Per contra there’s Roberto Bolaño (in 2666) and the character (misplaced Chilean academic, in Santa Teresa) Amalfitano’s make-believe “idiosyncratic ideas about jet lag” (which is to say, ideas about novel-writing—see “the exhaustion of the people who would still have been asleep if you hadn’t traveled”):
. . . these ideas or feelings or ramblings had their satisfactions. They turned the pain of others into memories of one’s own. They turned pain, which is natural, enduring, and eternally triumphant, into personal memory, which is human, brief, and eternally elusive. They turned a brutal story of injustice and abuse, an incoherent howl with no beginning or end, into a neatly structured story in which suicide was always held out as a possibility. They turned flight into freedom, even if freedom meant no more than the perpetuation of flight. They turned chaos into order, even if it was at the cost of what is commonly known as sanity.
Which would seem to damn the whole writing “enterprise” pretty thoroughly up and down no matter what the hustings. Which is not to say Guest isn’t spook’d, too, by the paucity of the endeavor—see the divagation into Coleridge riff’d whilst one character—Mewshaw—is busy hesitating “before priming forth the next syllable” (nous sommes tous semblables, tous précieux). Guest:
      Samples, mere samples. Between the negative mere and the positive sample what an interval!
I look on the stops not as logical Symbols, but rather as dramatic directions representing the process of Thinking and Speaking conjointly . . . . [the speaker] pauses—then the activity of the mind, generating upon its generations, starts anew—& the pause is not, for which I am contending, at all retrospective, but always prospective—that is, the pause is not affected by what actually follows, but by what anterior to it was forseen as following—

                                          COLERIDGE: Notebook
. . .

      It may seem that I am taking those pauses, those lapses in a lapse, as if they were part of an intimate, even sentimental game.
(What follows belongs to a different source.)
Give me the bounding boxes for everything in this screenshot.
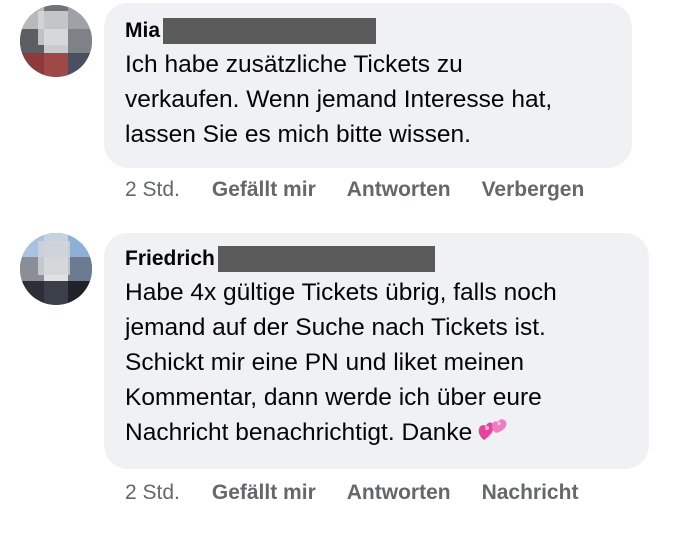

But I mean what I have said. Life affects me this way. I need the game, as well as the joke being played on me.
Guest continues with a remark about the interval’s being turn’d into a “fragment of time,” signal’d by usage of the dash. And all I think of is how Roberto Bolaño’d point out succinctly, raffishly and with utmost seriousness that that dash contains the dead bodies of three prostitutes murder’d inexplicably in the border town of Ciudad Juarez. So, even in 2666’s attempt to rescue poetry, hoist it up out of the degradations of the world and its uselessness—“Poetry is the one thing that isn’t contaminated, the one thing that isn’t part of the game . . . Only poetry—and let me be clear, only some of it—is good for you, only poetry isn’t shit.”—he (Bolaño) puts the words into the mouth of a man named Guerra, a minor thug who likes nothing better than to go into “bars you can’t even imagine” and pick fights by pretending to be an “arrogant little faggot with money,” “smooth, stuck-up, sarcastic, a daisy in the filthiest pigsty in Sonora” (“I need the fucking release”). Or he (Bolaño) notes how the “bookish” “clearly and inarguably” prefer “minor works to major ones” being “afraid to take on the great, imperfect, torrential works, books that blaze paths into the unknown. They choose the perfect exercises of the great masters. Or what amounts to the same thing: they want to watch the great masters spar, but they have no interest in real combat, when the great masters struggle against that something, that something that terrifies us all, that something that cows us and spurs us on, amid blood and mortal wounds and stench.” So implicating himself (Bolaño), and 2666’s excesses and torrents, the paltry human ambition, insatiable and intolerable, of it all.